[The Life of George Washington, Vol. 3 (of 5) by John Marshall]@TWC D-Link bookThe Life of George Washington, Vol. 3 (of 5) CHAPTER III 13/31
To facilitate its success, the resolution was also taken to enter the country of the Senecas at the same time, by the way of the Mohawk.
The officer commanding on the east of the Hudson was desired to take measures for carrying this resolution into execution; and the commissioners for Indian affairs, at Albany, were directed to co-operate with him. Unfortunately, the acts of the government did not correspond with the vigour of its resolutions.

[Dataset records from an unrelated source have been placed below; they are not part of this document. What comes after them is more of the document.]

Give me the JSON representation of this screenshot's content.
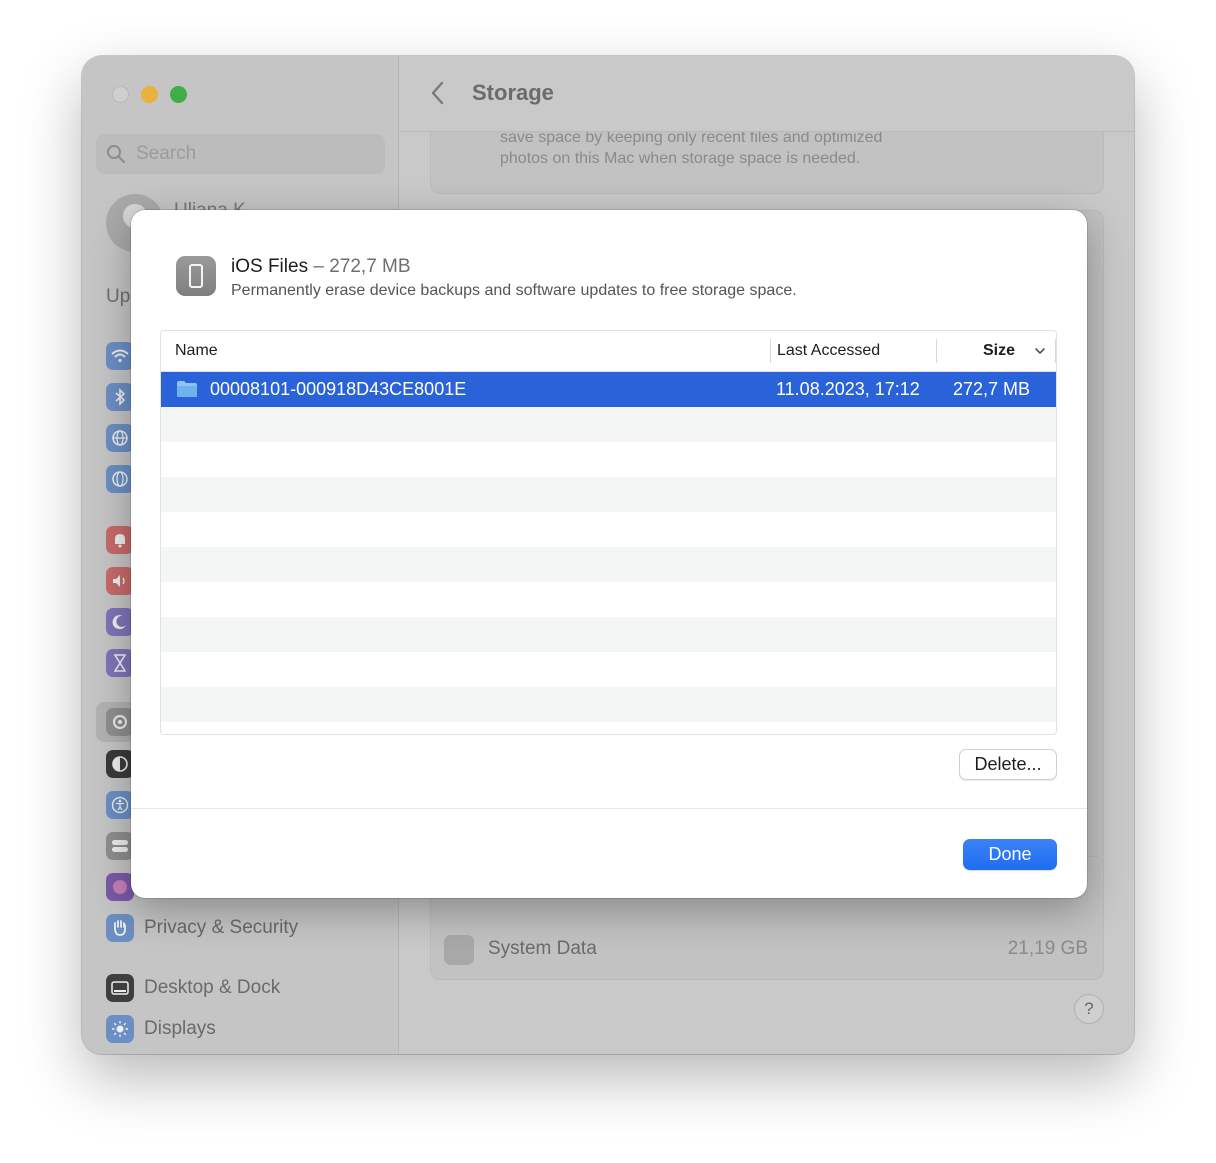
{
  "sidebar": {
    "search_placeholder": "Search",
    "profile_name": "Uliana K",
    "partial_section_text": "Up",
    "items": [
      {
        "label": "Privacy & Security",
        "icon": "hand-icon"
      },
      {
        "label": "Desktop & Dock",
        "icon": "dock-icon"
      },
      {
        "label": "Displays",
        "icon": "sun-icon"
      }
    ]
  },
  "main": {
    "title": "Storage",
    "card_text": "save space by keeping only recent files and optimized photos on this Mac when storage space is needed.",
    "system_data_label": "System Data",
    "system_data_size": "21,19 GB",
    "help_label": "?"
  },
  "sheet": {
    "title": "iOS Files",
    "title_separator": "–",
    "title_size": "272,7 MB",
    "subtitle": "Permanently erase device backups and software updates to free storage space.",
    "columns": {
      "name": "Name",
      "last_accessed": "Last Accessed",
      "size": "Size"
    },
    "rows": [
      {
        "name": "00008101-000918D43CE8001E",
        "last_accessed": "11.08.2023, 17:12",
        "size": "272,7 MB"
      }
    ],
    "delete_label": "Delete...",
    "done_label": "Done"
  },
  "colors": {
    "selection": "#2a62d9",
    "accent_button": "#1f6df0",
    "window_close": "#cfcfcf",
    "window_minimize": "#e8b23c",
    "window_zoom": "#3fae47"
  }
}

The necessary preparations were not made, and the inhabitants of the frontiers remained without sufficient protection, until the plans against them were matured, and the storm which had been long gathering, burst upon them with a fury which spread desolation wherever it reached. [Sidenote: Colonel John Butler, with a party of Indians, breaks into the Wyoming settlement.] About three hundred white men, commanded by Colonel John Butler, and about five hundred Indians, led by the Indian chief Brandt, who had assembled in the north, marched late in June against the settlement of Wyoming.
These troops embarked on the Chemung or Tyoga, and descending the Susquehanna, landed at a place called the Three Islands, whence they marched about twenty miles, and crossing a wilderness, and passing through a gap in the mountain, entered the valley of Wyoming near its northern boundary.
At this place a small fort called Wintermoots had been erected, which fell into their hands without resistance, and was burnt.